Yoshinobu Yamamoto Shelled in Disappointing Debut With the Los Angeles Dodgers

With the strange story involving Shohei Ohtani and his now-former interpreter hanging over the team like a gigantic umbrella, the Los Angeles Dodgers were hoping Yoshinobu Yamamoto would be able to calm things down a bit during his MLB debut early Thursday morning. The second contest of the two-game series in Seoul featured Yamamoto making the start versus the San Diego Padres.

While the hopes were high and the anticipation great, the outing was a total disaster. Yamamoto pitched only one inning — allowing five earned runs and four hits before being pulled. The 43-pitch outing included a HBP, one walk, and two extra-base hits.

There were some concerns from Spring Training that Yamamoto may have been tipping his pitches. He accrued an 8.38 ERA during this period. The Dodgers didn’t seem overly worried, though this opening start certainly wasn’t ideal. San Diego had struggled offensively throughout the spring, which extended to the games in Korea before this outing. Yamamoto’s command was uncharacteristically off even though he has a reputation as a guy with pinpoint control.

Once Xander Bogaerts and Fernando Tatis Jr. got on base from the jump, a Jake Cronenworth triple opened the proverbial floodgates on the inning. Yamamoto did get two strikeouts, but he wasn’t able to recover from the rough initial start to the inning. Now, this is one start, It would be foolish to have serious worry over Yamamoto’s future as a pitcher for the franchise. The team is playing an atypical schedule where travel could be a major factor.

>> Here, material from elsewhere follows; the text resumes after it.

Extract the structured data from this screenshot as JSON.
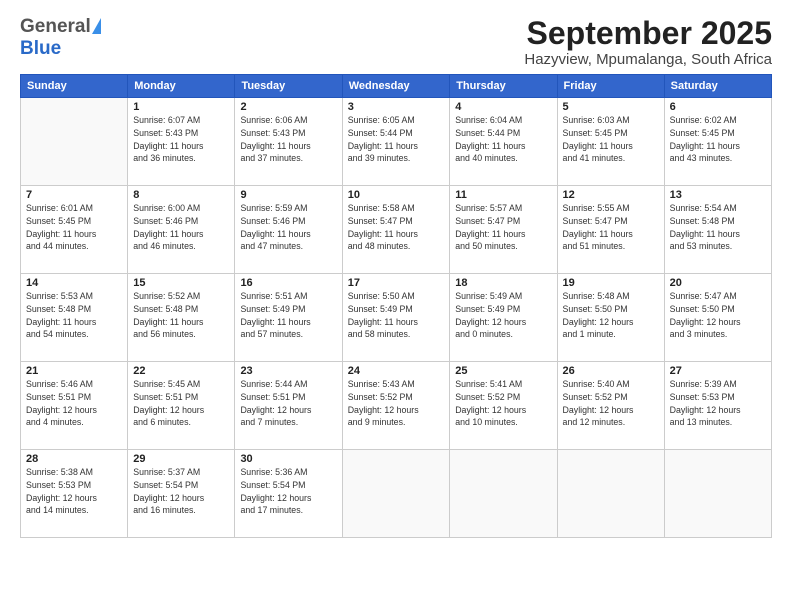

We’ll get more of an idea as to how potent Yamamoto can be when the Dodgers return to Los Angeles and function with more of a conventional schedule moving forward. However, when you pay someone $325 million over 12 years, you’re expecting to see ace-level stuff. Yamamoto sits atop the Dodgers’ rotation alongside fellow recent acquisition Tyler Glasnow.

As the season continues, Los Angeles figures to also get Walker Buehler and Clayton Kershaw back in the fold to go along with the likes of Glasnow, Yamamoto, James Paxton, Bobby Miller, and Gavin Stone (among others).